I'm trying to solve a zero-sum game finding the optimal probability distribution for player I. To do so I'm using scipy linprog simplex method.
I've seen an example, I need to transform this game :
G=np.array([
[ 0 2 -3 0]
[-2 0 0 3]
[ 3 0 0 -4]
[ 0 -3 4 0]])
into this linear optimization problem:
Maximize z
Subject to: 2*x2 - 3*x3 + z <= 0
-2*x1 + + 3*x4 + z <= 0
3*x1 + - 4*x4 + z <= 0
- 3*x2 + 4*x3 + z <= 0
with x1 + x2 + x3 + x4 = 1
Here's my actual code:
def simplex(G):
(n,m) = np.shape(G)
A_ub = np.transpose(G)
# we add an artificial variable to maximize, present in all inequalities
A_ub = np.append(A_ub, np.ones((m,1)), axis = 1)
# all inequalities should be inferior to 0
b_ub = np.zeros(m)
# the sum of all variables except the artificial one should be equal to one
A_eq = np.ones((1,n+1))
A_eq[0][n] = 0
b_eq = np.ones(1)
c = np.zeros(n + 1)
# -1 to maximize the artificial variable we're going to add
c[n] = -1
res = linprog(c, A_ub=A_ub, b_ub=b_ub, A_eq=A_eq, b_eq=b_eq, bounds=(0,None))
return (res.x[:-1], res.fun)
Here's the distribution I get :
[5.87042987e-01 1.77606350e-10 2.79082859e-10 4.12957014e-01]
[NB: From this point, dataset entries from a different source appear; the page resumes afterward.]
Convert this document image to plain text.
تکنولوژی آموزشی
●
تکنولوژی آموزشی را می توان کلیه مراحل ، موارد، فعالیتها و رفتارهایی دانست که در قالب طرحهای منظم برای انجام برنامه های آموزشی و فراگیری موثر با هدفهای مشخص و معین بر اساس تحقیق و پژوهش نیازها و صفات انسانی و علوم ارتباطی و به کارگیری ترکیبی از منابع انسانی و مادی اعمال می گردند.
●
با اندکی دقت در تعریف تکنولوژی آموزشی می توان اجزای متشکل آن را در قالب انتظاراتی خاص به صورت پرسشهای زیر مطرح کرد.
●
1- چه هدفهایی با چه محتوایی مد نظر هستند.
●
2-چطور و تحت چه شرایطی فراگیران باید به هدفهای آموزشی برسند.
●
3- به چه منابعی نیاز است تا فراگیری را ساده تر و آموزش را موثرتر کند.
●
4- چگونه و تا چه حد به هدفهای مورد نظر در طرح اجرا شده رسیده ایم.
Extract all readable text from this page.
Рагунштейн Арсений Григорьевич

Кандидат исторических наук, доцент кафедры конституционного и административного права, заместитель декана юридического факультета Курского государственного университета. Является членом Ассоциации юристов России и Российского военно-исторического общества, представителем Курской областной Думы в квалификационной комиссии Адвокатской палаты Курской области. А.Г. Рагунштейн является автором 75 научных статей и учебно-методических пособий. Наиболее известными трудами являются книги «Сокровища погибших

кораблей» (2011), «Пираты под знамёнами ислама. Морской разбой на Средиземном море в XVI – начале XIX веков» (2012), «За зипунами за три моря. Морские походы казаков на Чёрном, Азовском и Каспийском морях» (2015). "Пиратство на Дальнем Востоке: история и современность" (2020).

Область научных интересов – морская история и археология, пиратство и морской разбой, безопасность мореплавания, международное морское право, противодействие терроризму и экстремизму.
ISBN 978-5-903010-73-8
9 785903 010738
which does sum up to 1, but I expect
[0 0.6 0.4 0]
I'm trying on a larger game with 6 or 7 lines (and so variables) and it doesn't even sum up to 1.. What did I do wrong ?
Thanks for any help you could provide.
I haven't updated the post since I found a solution. I recommend not using Scipy linprog function, it's badly documented if you don't know much about linear programming, and I found it to be unprecise and inconsistent on numerous examples (and I did try adding a negative sign at that time, as suggested by oyamad).
I switched to the PuLP python library, and had no problem having consistent results from the get-go.